Melalui pemilu bisa dikompetisikan calon pemimpin yang baik dengan cara langsung, umum, bebas, rahasia (luber), jujur dan adil (jurdil), sehingga menghasilkan pemimpin yang terbaik.
Dalam konteks Indonesia, diperlukan demokrasi ala Indonesia yang mengakomodasi keindonesiaan dan kemajemukan (archipelago) yang memiliki landasan kuat untuk mengimplementasikan semua sila dalam Pancasila.
Suatu demokrasi yang menjunjung tinggi nilai Ketuhanan Yang Maha Esa, Kemanusiaan yang Adil dan Beradab, Persatuan Indonesia, Kerakyatan yang Dipimpin oleh Hikmah Kebijaksanaan dalam Permusyawaratan/Perwakilan, dan Keadilan Sosial bagi Seluruh Rakyat Indonesia.

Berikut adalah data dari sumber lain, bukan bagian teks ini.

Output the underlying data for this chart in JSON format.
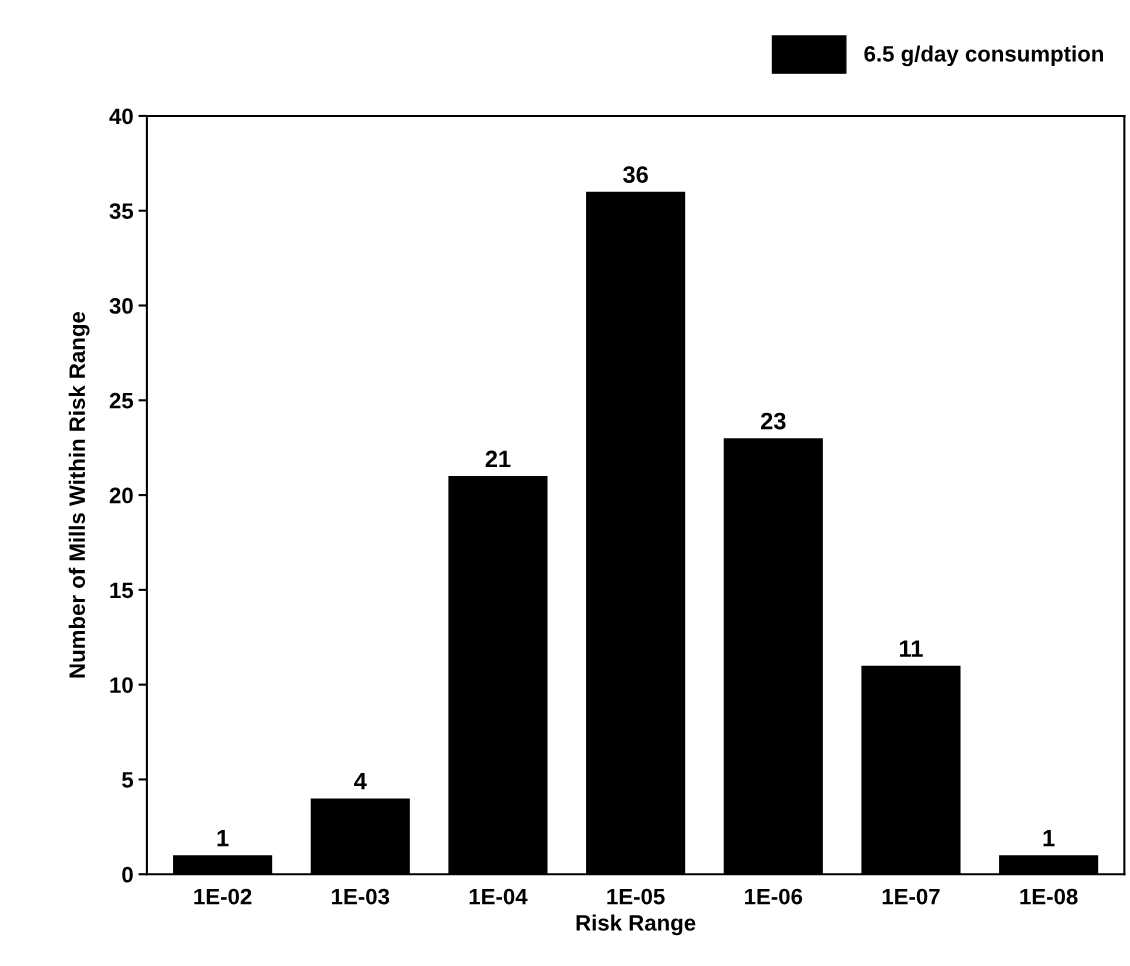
{
  "chart_data": {
    "type": "bar",
    "xlabel": "Risk Range",
    "ylabel": "Number of Mills Within Risk Range",
    "categories": [
      "1E-02",
      "1E-03",
      "1E-04",
      "1E-05",
      "1E-06",
      "1E-07",
      "1E-08"
    ],
    "series": [
      {
        "name": "6.5 g/day consumption",
        "color": "#000000",
        "values": [
          1,
          4,
          21,
          36,
          23,
          11,
          1
        ]
      }
    ],
    "ylim": [
      0,
      40
    ],
    "yticks": [
      0,
      5,
      10,
      15,
      20,
      25,
      30,
      35,
      40
    ],
    "data_labels": true,
    "legend": "top right",
    "grid": false
  }
}
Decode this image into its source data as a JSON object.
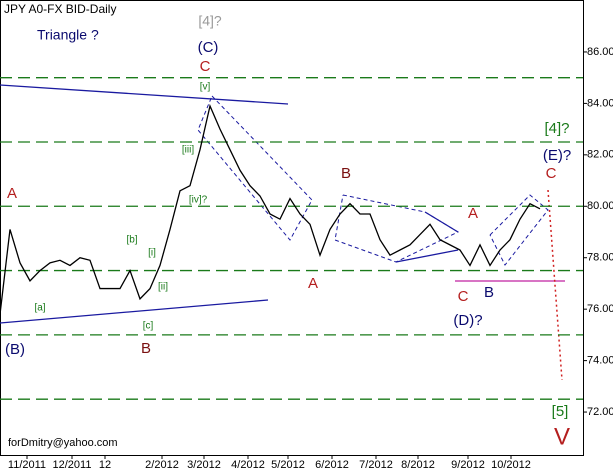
{
  "chart_data": {
    "type": "line",
    "title": "JPY A0-FX BID-Daily",
    "x": [
      0,
      1,
      2,
      3,
      4,
      5,
      6,
      7,
      8,
      9,
      10,
      11,
      12,
      13,
      14,
      15,
      16,
      17,
      18,
      19,
      20,
      21,
      22,
      23,
      24,
      25,
      26,
      27,
      28,
      29,
      30,
      31,
      32,
      33,
      34,
      35,
      36,
      37,
      38,
      39,
      40,
      41,
      42,
      43,
      44,
      45,
      46,
      47,
      48,
      49,
      50,
      51,
      52,
      53,
      54
    ],
    "series": [
      {
        "name": "JPY A0-FX BID",
        "color": "#000000",
        "values": [
          75.8,
          79.1,
          77.8,
          77.1,
          77.5,
          77.8,
          77.9,
          77.7,
          78.0,
          77.9,
          76.8,
          76.8,
          76.8,
          77.5,
          76.4,
          76.8,
          77.7,
          79.1,
          80.6,
          80.8,
          82.2,
          83.9,
          83.0,
          82.2,
          81.4,
          80.8,
          80.4,
          79.7,
          79.5,
          80.3,
          79.7,
          79.3,
          78.1,
          79.1,
          79.7,
          80.1,
          79.7,
          79.7,
          78.7,
          78.1,
          78.3,
          78.5,
          78.9,
          79.3,
          78.7,
          78.5,
          78.3,
          77.7,
          78.5,
          77.7,
          78.3,
          78.7,
          79.5,
          80.1,
          79.9
        ]
      }
    ],
    "xlim": [
      0,
      58.3
    ],
    "xticks": [
      {
        "value": 2.7,
        "label": "11/2011"
      },
      {
        "value": 7.2,
        "label": "12/2011"
      },
      {
        "value": 10.5,
        "label": "12"
      },
      {
        "value": 16.2,
        "label": "2/2012"
      },
      {
        "value": 20.4,
        "label": "3/2012"
      },
      {
        "value": 24.8,
        "label": "4/2012"
      },
      {
        "value": 28.8,
        "label": "5/2012"
      },
      {
        "value": 33.2,
        "label": "6/2012"
      },
      {
        "value": 37.6,
        "label": "7/2012"
      },
      {
        "value": 41.8,
        "label": "8/2012"
      },
      {
        "value": 46.8,
        "label": "9/2012"
      },
      {
        "value": 51.1,
        "label": "10/2012"
      }
    ],
    "ylim": [
      70.33,
      88.02
    ],
    "yticks": [
      {
        "value": 72,
        "label": "72.00"
      },
      {
        "value": 74,
        "label": "74.00"
      },
      {
        "value": 76,
        "label": "76.00"
      },
      {
        "value": 78,
        "label": "78.00"
      },
      {
        "value": 80,
        "label": "80.00"
      },
      {
        "value": 82,
        "label": "82.00"
      },
      {
        "value": 84,
        "label": "84.00"
      },
      {
        "value": 86,
        "label": "86.00"
      }
    ],
    "levels": [
      85,
      82.5,
      80,
      77.5,
      75,
      72.5
    ],
    "level_color": "#1a7a1a",
    "annotations": [
      "Triangle ?",
      "[4]?",
      "(C)",
      "C",
      "[v]",
      "[iv]?",
      "[iii]",
      "[ii]",
      "[i]",
      "[b]",
      "[a]",
      "[c]",
      "B",
      "A",
      "(B)",
      "B",
      "A",
      "A",
      "C",
      "B",
      "(D)?",
      "(E)?",
      "C",
      "[4]?",
      "[5]",
      "V",
      "forDmitry@yahoo.com"
    ]
  }
}
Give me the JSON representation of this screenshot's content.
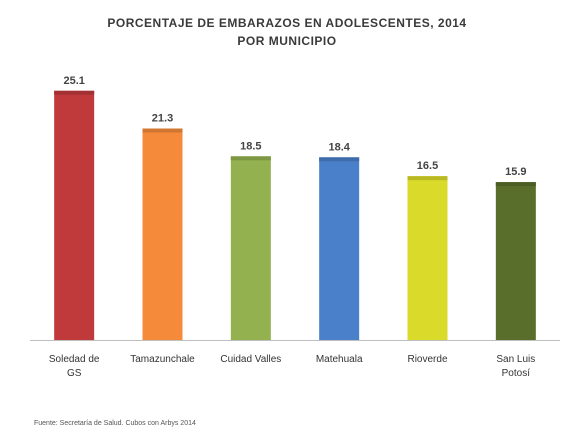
{
  "chart_data": {
    "type": "bar",
    "title_line1": "PORCENTAJE DE EMBARAZOS EN ADOLESCENTES, 2014",
    "title_line2": "POR MUNICIPIO",
    "categories": [
      [
        "Soledad de",
        "GS"
      ],
      [
        "Tamazunchale"
      ],
      [
        "Cuidad Valles"
      ],
      [
        "Matehuala"
      ],
      [
        "Rioverde"
      ],
      [
        "San Luis",
        "Potosí"
      ]
    ],
    "values": [
      25.1,
      21.3,
      18.5,
      18.4,
      16.5,
      15.9
    ],
    "value_labels": [
      "25.1",
      "21.3",
      "18.5",
      "18.4",
      "16.5",
      "15.9"
    ],
    "colors": [
      "#c0393b",
      "#f58b3a",
      "#93b24f",
      "#4a7fc9",
      "#dada2a",
      "#5a6e2c"
    ],
    "ylim": [
      0,
      28
    ],
    "grid": false,
    "legend": "none",
    "xlabel": "",
    "ylabel": "",
    "source": "Fuente: Secretaría de Salud. Cubos con Arbys 2014"
  }
}
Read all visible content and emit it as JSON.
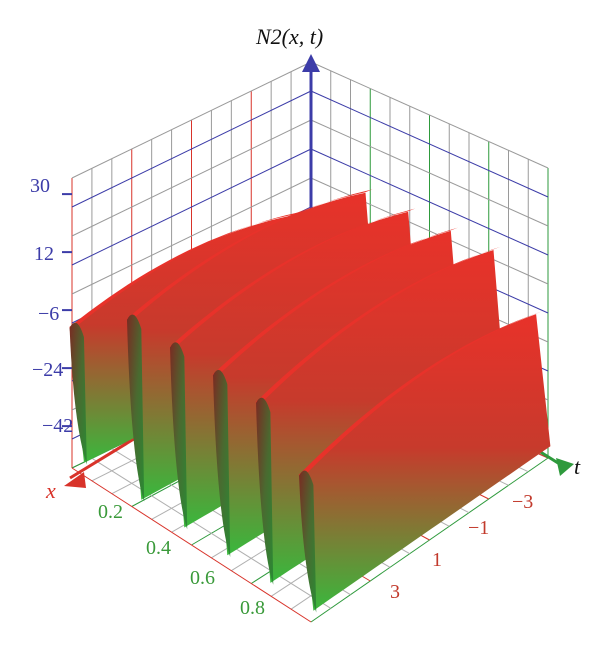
{
  "chart_data": {
    "type": "surface-3d",
    "title": "",
    "xlabel": "x",
    "ylabel": "t",
    "zlabel": "N2(x, t)",
    "z_tick_labels": [
      "30",
      "12",
      "−6",
      "−24",
      "−42"
    ],
    "x_tick_labels": [
      "0.2",
      "0.4",
      "0.6",
      "0.8"
    ],
    "t_tick_labels": [
      "−3",
      "−1",
      "1",
      "3"
    ],
    "z_ticks": [
      30,
      12,
      -6,
      -24,
      -42
    ],
    "x_ticks": [
      0.2,
      0.4,
      0.6,
      0.8
    ],
    "t_ticks": [
      -3,
      -1,
      1,
      3
    ],
    "xlim": [
      0,
      1
    ],
    "tlim": [
      -4,
      4
    ],
    "zlim": [
      -55,
      35
    ],
    "surface_ridges": [
      {
        "x_center": 0.02,
        "peak_z": -6
      },
      {
        "x_center": 0.26,
        "peak_z": 8
      },
      {
        "x_center": 0.44,
        "peak_z": 8
      },
      {
        "x_center": 0.62,
        "peak_z": 8
      },
      {
        "x_center": 0.8,
        "peak_z": 8
      },
      {
        "x_center": 0.98,
        "peak_z": -6
      }
    ],
    "colors": {
      "surface_top": "#e8322a",
      "surface_bottom": "#2fae3a",
      "z_axis": "#3c3ca8",
      "x_axis": "#d8332a",
      "t_axis": "#2e9a3c",
      "grid_blue": "#3c3ca8",
      "grid_red": "#d8332a",
      "grid_green": "#2e9a3c"
    }
  }
}
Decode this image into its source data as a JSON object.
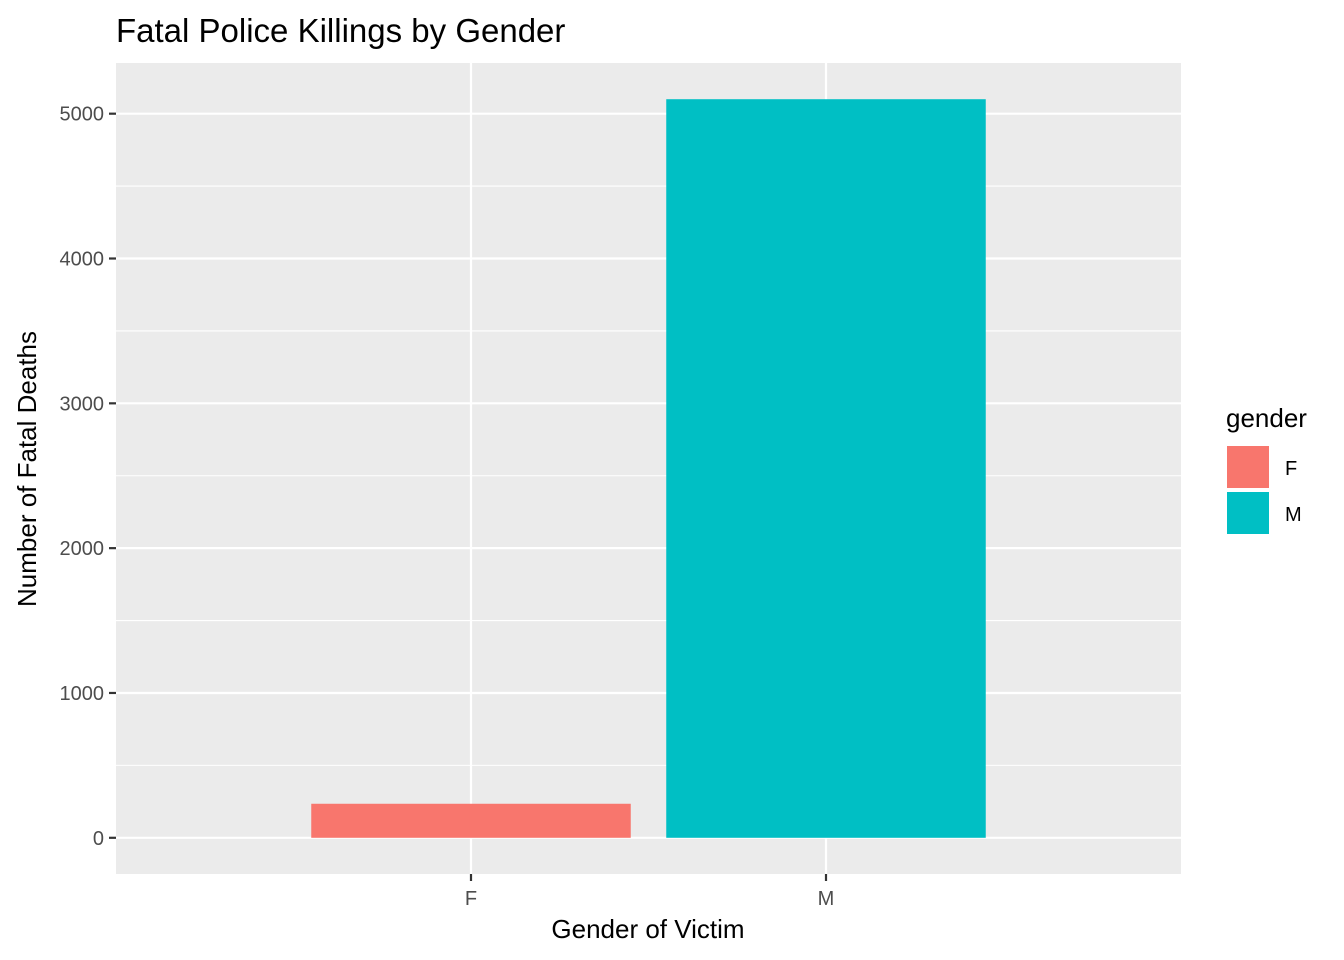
{
  "chart_data": {
    "type": "bar",
    "title": "Fatal Police Killings by Gender",
    "xlabel": "Gender of Victim",
    "ylabel": "Number of Fatal Deaths",
    "categories": [
      "F",
      "M"
    ],
    "values": [
      235,
      5100
    ],
    "ylim": [
      -250,
      5350
    ],
    "yticks": [
      0,
      1000,
      2000,
      3000,
      4000,
      5000
    ],
    "ytick_labels": [
      "0",
      "1000",
      "2000",
      "3000",
      "4000",
      "5000"
    ],
    "grid": true,
    "legend": {
      "title": "gender",
      "position": "right",
      "entries": [
        {
          "label": "F",
          "color": "#F8766D"
        },
        {
          "label": "M",
          "color": "#00BFC4"
        }
      ]
    },
    "colors": {
      "F": "#F8766D",
      "M": "#00BFC4",
      "panel": "#EBEBEB",
      "grid": "#FFFFFF",
      "tick": "#333333"
    }
  }
}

Melalui pemilu bisa dikompetisikan calon pemimpin yang baik dengan cara langsung, umum, bebas, rahasia (luber), jujur dan adil (jurdil), sehingga menghasilkan pemimpin yang terbaik, yaitu pemimpin dengan ditopang tata kelola pemerintahan yang baik dan yang memihaki bangsa sendiri: yang bisa memberikan rasa aman, melindungi semua warga masyarakat dan partisipasinya tanpa diskriminasi, mampu menegakkan hukum dan menyejahterakan rakyat.